Meditation for me is the process by which I take information gathered from various sources and my life’s experience and organize them into a coherent form by which I can understand a topic by the inspiration of the Holy Spirit in order to incorporate the concepts into my life. As the concepts came to me I jotted them down in the back cover of my sermon notebook. They came in no particular order and as with all meditations have needed some time to organize and flesh out from bullet points to complete statements. My initial meditation lasted only 20 minutes and while it was very productive in laying out my thoughts, I know it is nothing compared to those like Andrew Murray who are far wiser than I and have spent their lives contemplating prayer. But I share it as an exercise to stimulate your own contemplation on what prayer means to you.

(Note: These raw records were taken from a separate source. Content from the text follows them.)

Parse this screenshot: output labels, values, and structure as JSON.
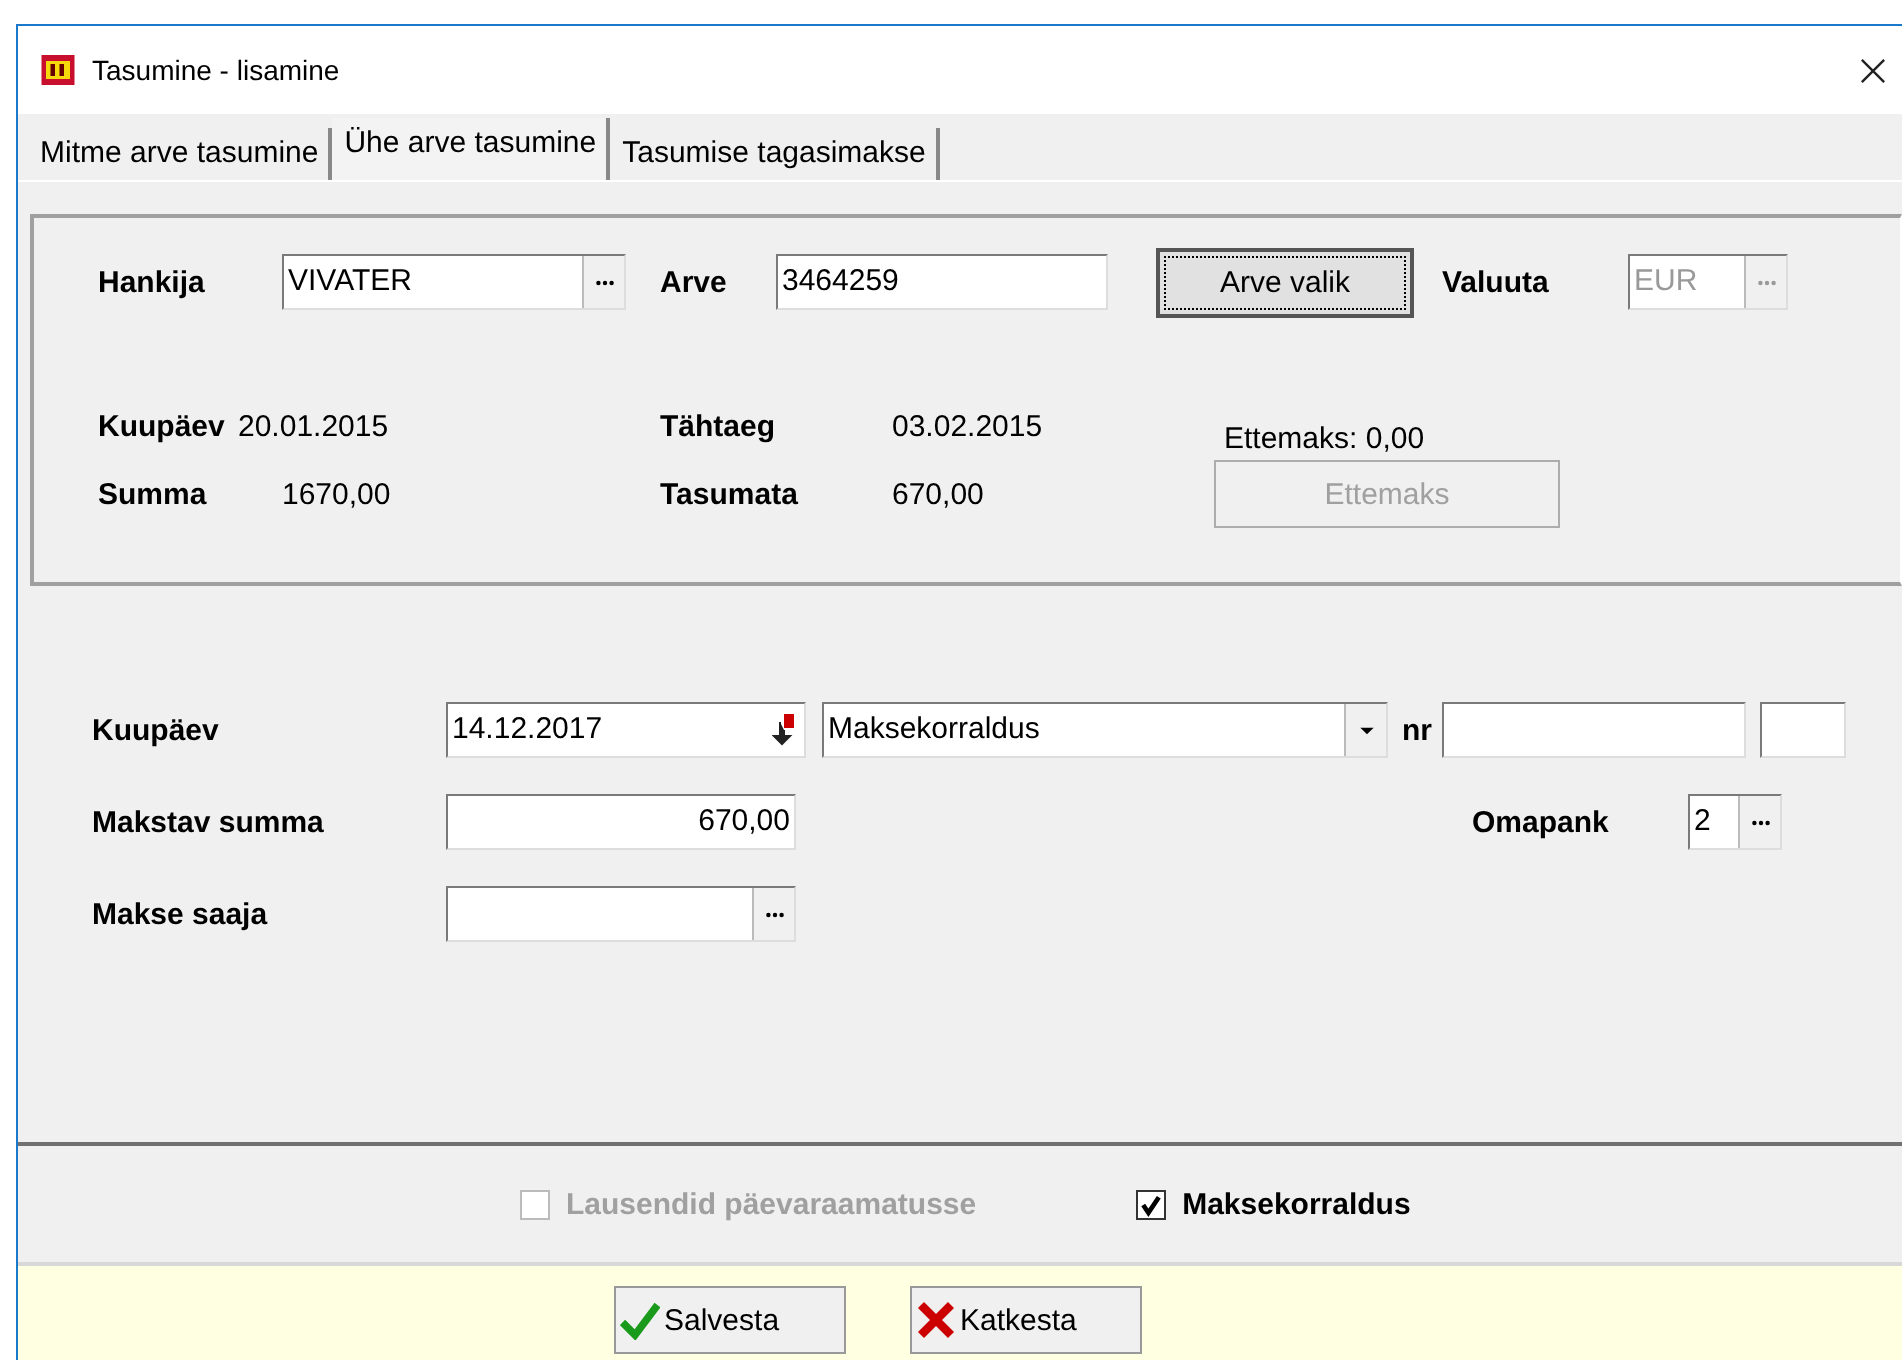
{
  "window": {
    "title": "Tasumine - lisamine"
  },
  "tabs": [
    {
      "label": "Mitme arve tasumine",
      "selected": false
    },
    {
      "label": "Ühe arve tasumine",
      "selected": true
    },
    {
      "label": "Tasumise tagasimakse",
      "selected": false
    }
  ],
  "invoice_box": {
    "supplier_label": "Hankija",
    "supplier_value": "VIVATER",
    "invoice_label": "Arve",
    "invoice_value": "3464259",
    "select_button": "Arve valik",
    "currency_label": "Valuuta",
    "currency_value": "EUR",
    "currency_disabled": true,
    "date_label": "Kuupäev",
    "date_value": "20.01.2015",
    "due_label": "Tähtaeg",
    "due_value": "03.02.2015",
    "prepayment_text": "Ettemaks: 0,00",
    "sum_label": "Summa",
    "sum_value": "1670,00",
    "unpaid_label": "Tasumata",
    "unpaid_value": "670,00",
    "prepayment_button": {
      "label": "Ettemaks",
      "disabled": true
    }
  },
  "payment": {
    "date_label": "Kuupäev",
    "date_value": "14.12.2017",
    "type_value": "Maksekorraldus",
    "nr_label": "nr",
    "amount_label": "Makstav summa",
    "amount_value": "670,00",
    "bank_label": "Omapank",
    "bank_value": "2",
    "recipient_label": "Makse saaja"
  },
  "checkboxes": [
    {
      "label": "Lausendid päevaraamatusse",
      "checked": false,
      "disabled": true
    },
    {
      "label": "Maksekorraldus",
      "checked": true,
      "disabled": false
    }
  ],
  "buttons": [
    {
      "label": "Salvesta",
      "kind": "save"
    },
    {
      "label": "Katkesta",
      "kind": "cancel"
    }
  ]
}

As I wrote my reflections I identified 3 major aspects that describe the relational nature of prayer as I’ve experienced it. Prayer is often intercessory, it is an act of two-way communication, and incorporates both the attributes of humanity and divinity. For each of these aspects I identified characteristics to describe them. I am not talking about the actual parts of a prayer, the mechanics of how to pray, or the different types of prayers. Rather this is a look at the relational aspects of prayer between us and God, us and man, and God and man.
We pray to God on behalf of others (and ourselves), God speaks/acts towards us, and God also speaks/acts towards others. We have concerns for others and others often ask us to pray on their behalf. This reflects the way Jesus taught the Disciples in the Lord’s Prayer in Matthew 6.

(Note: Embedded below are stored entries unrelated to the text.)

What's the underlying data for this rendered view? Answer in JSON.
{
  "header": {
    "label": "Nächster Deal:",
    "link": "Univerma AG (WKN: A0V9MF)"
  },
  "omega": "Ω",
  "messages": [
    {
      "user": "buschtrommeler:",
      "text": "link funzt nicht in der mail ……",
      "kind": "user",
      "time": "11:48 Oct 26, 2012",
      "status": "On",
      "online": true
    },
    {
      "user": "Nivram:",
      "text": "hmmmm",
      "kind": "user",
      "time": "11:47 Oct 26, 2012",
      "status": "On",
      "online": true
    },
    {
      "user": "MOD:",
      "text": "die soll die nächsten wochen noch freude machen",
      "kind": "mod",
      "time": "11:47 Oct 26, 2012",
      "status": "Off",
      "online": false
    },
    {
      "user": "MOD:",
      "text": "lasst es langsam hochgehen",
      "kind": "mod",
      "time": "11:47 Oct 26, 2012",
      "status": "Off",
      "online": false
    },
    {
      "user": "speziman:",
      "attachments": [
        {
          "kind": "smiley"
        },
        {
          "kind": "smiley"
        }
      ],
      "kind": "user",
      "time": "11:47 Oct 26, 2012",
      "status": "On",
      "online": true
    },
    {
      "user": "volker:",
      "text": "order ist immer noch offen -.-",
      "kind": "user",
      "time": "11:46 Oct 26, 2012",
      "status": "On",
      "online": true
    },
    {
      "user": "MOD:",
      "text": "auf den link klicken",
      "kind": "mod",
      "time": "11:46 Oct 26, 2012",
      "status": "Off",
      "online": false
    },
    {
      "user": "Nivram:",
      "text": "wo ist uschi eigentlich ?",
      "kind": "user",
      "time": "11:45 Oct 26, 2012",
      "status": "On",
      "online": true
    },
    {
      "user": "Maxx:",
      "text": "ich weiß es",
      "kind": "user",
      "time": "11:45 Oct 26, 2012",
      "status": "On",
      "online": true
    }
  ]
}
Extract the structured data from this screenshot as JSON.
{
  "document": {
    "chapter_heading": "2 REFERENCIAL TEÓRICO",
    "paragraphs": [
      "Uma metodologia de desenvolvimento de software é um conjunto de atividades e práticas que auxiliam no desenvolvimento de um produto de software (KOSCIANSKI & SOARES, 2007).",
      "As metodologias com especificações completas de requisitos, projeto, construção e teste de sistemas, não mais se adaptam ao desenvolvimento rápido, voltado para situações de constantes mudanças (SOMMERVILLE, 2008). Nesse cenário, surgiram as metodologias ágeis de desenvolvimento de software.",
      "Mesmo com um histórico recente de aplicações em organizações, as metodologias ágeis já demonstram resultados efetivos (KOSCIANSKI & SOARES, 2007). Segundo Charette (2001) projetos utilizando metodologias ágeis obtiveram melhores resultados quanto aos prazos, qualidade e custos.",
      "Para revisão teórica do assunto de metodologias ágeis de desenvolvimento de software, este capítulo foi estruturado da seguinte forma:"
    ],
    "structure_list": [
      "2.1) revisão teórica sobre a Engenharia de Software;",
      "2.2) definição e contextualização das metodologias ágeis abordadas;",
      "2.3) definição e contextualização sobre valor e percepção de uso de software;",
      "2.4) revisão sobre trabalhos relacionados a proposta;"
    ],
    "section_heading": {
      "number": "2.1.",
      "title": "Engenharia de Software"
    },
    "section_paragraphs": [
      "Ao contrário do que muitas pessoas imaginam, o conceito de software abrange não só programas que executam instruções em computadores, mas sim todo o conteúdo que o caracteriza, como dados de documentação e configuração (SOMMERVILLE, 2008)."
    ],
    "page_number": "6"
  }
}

A. An Intercessory Act that encompasses the:
- International, national, and local communities we live in.
- Public and private aspects of life.
- Secular and sacred circles in which we interact.
- Physical, mental, emotional, and spiritual dimensions of individuals.
- Expression of both spoken and unspoken needs, wants, and desires.
- Time frame for actions that are both contemporary and eternal in scope.
- First act of hope and the last act of desperation in times of trouble.
- Passionate desire and compassionate intent to see God’s kingdom.
- Action of man in reaction to situations beyond our control both in the reality of today and our expectations for tomorrow.
B. Two-way Communication:
- Between humans and the Divine.
- Involving a call and response.
- Whether it is cried out loud, spoken in a whisper, or uttered in silence.
- That is occasionally eloquent but frequently tongue-tied.
- Regarding things asked for and received.
- Often asking questions and seeking answers.
- In which we remember the past and envision the future.
- Of ideas hidden in our hearts and yet already known to God.
- Best described as a child speaking to a parent and a parent speaking back to a child.
- Acknowledging our weakness and God’s strength.
- Expresses our heart broken condition and our heart-felt plea.
C. The intersection between Man’s attributes and God’s character:
- Man is broken and downtrodden by the cares of the world. God’s joyful response heals and uplifts us.
- Man’s desperate cry for help is heard by God whose peaceful Spirit comforts us.
- Man is powerless in his situation and reaches out to an all-powerful God for assistance.
- Frequently faithless man needs the reassurance of a faithful God.
- Man’s foolishness is often the source of his trouble and wisdom from God is the solution.
- Finite man is impatient for answers from the infinite God who is perseverant in responding.
- Uncertainty is the way of life for man while God is confident in all his ways.
- Man’s ignorance is far from blissful and only God’s knowledge can bring a state of contentment.
- Isolated and lonely man craves God’s familial relationship.
- Man’s sinful nature can communicate with a perfect God only by His grace.
Prayer is a personal experience, no two people will have exactly the same encounter with God. Our own experiences change over time as our spiritual health and maturity are not static. Only God never changes. Periods of spiritual dryness and silence in response to our prayers is a well-documented fact for even the most devote believers. But Scripture is clear that this is only our perspective. God will never leave us or forsake us. We just need to trust and obey the admonition to pray without ceasing.